While Burnett’s back-catalogue – including his thesis film Killer of Sheep – is now relatively well known, UCLA’s archiving initiative has recently snowballed into a huge effort to shed further light on the lost or abandoned contributions of the first generations of black UCLA film students. The beefed-up programme has toured the US, but the Tate Modern hosts its European bow, giving UK audiences a first chance to see restored versions of (not that) Larry Clark’s scorching jazz drama Passing Through (1977), and the late Jamaa Fanaka’s confrontational 1975 thriller Welcome Home, Brother Charles (later retitled Soul Vengeance, and the closest the LA Rebellion ever came to embracing Blaxploitation aesthetics).

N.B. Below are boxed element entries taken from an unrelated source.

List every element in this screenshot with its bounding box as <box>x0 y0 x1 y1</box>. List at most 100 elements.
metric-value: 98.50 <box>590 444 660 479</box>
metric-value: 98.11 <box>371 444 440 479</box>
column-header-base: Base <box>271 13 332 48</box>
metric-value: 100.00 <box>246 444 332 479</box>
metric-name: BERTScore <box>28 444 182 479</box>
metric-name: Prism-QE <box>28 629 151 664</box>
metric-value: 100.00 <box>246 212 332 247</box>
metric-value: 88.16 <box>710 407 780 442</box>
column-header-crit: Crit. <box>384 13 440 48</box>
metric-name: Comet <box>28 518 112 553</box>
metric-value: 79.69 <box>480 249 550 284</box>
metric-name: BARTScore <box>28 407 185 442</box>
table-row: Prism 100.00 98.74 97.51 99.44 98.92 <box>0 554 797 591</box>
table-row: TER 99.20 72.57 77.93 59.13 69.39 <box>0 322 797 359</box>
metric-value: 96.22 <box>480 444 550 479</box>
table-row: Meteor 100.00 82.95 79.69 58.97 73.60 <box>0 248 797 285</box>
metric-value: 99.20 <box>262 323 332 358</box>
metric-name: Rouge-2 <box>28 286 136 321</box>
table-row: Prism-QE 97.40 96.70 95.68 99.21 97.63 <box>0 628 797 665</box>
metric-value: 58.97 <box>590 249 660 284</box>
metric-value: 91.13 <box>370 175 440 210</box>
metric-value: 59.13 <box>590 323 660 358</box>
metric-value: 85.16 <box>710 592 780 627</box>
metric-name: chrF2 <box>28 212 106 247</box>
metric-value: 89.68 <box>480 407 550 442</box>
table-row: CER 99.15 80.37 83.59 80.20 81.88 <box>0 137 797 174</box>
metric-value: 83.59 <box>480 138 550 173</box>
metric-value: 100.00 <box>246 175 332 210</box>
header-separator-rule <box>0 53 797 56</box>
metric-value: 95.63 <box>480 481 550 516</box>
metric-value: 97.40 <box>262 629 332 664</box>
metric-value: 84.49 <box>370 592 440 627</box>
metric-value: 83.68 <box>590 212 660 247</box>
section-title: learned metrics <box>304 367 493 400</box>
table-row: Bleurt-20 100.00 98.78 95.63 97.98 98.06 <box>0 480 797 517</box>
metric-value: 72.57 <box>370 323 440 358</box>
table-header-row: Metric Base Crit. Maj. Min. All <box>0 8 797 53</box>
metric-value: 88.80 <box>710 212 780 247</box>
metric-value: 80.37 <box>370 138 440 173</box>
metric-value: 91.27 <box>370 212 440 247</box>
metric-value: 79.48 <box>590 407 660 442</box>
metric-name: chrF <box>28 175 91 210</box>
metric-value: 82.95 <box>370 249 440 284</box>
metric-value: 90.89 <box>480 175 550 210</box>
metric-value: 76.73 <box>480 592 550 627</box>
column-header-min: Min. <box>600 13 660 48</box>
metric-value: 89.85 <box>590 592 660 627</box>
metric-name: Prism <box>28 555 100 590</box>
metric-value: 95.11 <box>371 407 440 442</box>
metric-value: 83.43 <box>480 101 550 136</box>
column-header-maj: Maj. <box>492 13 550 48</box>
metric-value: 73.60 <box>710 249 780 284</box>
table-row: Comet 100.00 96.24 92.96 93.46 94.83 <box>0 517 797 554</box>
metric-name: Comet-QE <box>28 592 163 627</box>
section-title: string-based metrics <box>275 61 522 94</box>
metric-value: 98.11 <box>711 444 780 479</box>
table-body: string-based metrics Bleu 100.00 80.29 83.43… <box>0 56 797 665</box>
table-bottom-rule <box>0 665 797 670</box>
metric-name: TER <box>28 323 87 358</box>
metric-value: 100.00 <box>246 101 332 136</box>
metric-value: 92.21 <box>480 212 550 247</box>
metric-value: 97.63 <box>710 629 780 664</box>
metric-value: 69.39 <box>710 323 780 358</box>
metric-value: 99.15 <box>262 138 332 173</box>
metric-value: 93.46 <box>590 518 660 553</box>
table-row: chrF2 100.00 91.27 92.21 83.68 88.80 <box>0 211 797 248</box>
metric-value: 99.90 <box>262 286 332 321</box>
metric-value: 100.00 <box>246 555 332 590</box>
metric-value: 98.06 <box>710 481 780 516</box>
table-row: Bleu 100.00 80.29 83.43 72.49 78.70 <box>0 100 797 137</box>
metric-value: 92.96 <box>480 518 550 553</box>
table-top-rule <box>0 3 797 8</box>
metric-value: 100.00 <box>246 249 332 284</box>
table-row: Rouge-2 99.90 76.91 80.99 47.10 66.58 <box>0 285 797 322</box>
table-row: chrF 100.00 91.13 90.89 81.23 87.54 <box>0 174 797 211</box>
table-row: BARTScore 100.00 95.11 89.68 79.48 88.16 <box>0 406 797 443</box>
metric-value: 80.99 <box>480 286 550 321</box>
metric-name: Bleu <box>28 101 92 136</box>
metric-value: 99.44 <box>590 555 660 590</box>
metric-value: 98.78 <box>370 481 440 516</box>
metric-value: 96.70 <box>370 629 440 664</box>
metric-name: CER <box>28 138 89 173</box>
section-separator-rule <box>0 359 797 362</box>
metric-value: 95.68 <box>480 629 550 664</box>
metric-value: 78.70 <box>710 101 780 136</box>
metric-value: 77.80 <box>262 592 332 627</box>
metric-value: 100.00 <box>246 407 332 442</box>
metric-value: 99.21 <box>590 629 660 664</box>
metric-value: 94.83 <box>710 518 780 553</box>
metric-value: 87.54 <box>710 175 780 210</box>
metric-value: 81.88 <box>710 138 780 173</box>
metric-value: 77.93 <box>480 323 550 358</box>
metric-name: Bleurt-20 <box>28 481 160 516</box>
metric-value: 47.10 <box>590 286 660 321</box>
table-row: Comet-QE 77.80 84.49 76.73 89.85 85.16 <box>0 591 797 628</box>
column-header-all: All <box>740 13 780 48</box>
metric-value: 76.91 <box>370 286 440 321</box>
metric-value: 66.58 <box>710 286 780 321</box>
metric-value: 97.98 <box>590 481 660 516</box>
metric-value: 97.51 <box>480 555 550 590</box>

Julie Dash, Daughters of the Dust. Tate Modern Photograph: Tate Modern

Julie Dash, Daughters of the Dust. Tate Modern Photograph: Tate Modern

Season curator George Clark is especially keen to highlight the work of Ben Caldwell, who arrived at UCLA having served in Vietnam and whose work – kaleidoscopic swirls of rapid-cut imagery and black revolutionary poetry – prefigures Afrofuturism. Caldwell later founded the Kaos network community arts centre in Leinert Park, LA. “His idea,” explains Clark, “was that artists should have the same role in the community as doctors or lawyers, they should be there on the street: you should be able to drop in and see them, interact with them.” The programme also includes key later works, including Dash’s hypnotic Daughters of the Dust (1991), the first feature by an African American woman to be commercially released in the US.
These days, Dash, at 62, is attempting to crowdfund her latest feature, Travel Notes of a Geechee Girl. She professes amusement at the LA Rebellion label. When it was first used, she deadpans, her “mind immediately went back to John Brown’s raid on Harper’s Ferry in the late 1880s, or pitchforks and torches burning in the night”. Yet I wonder if the term has proven its own problem. Or at least whether the term has assumed more power in the intervening years, given the difficulty black independent film-makers have experienced in trying to forge long careers? She replies emphatically. “Yes, it has. We weren’t trying to fit into the Hollywood paradigm, we were trying to find a new way to reimagine our lives, to define who we were, what we wanted, what our pasts were, and what our future was going to be.”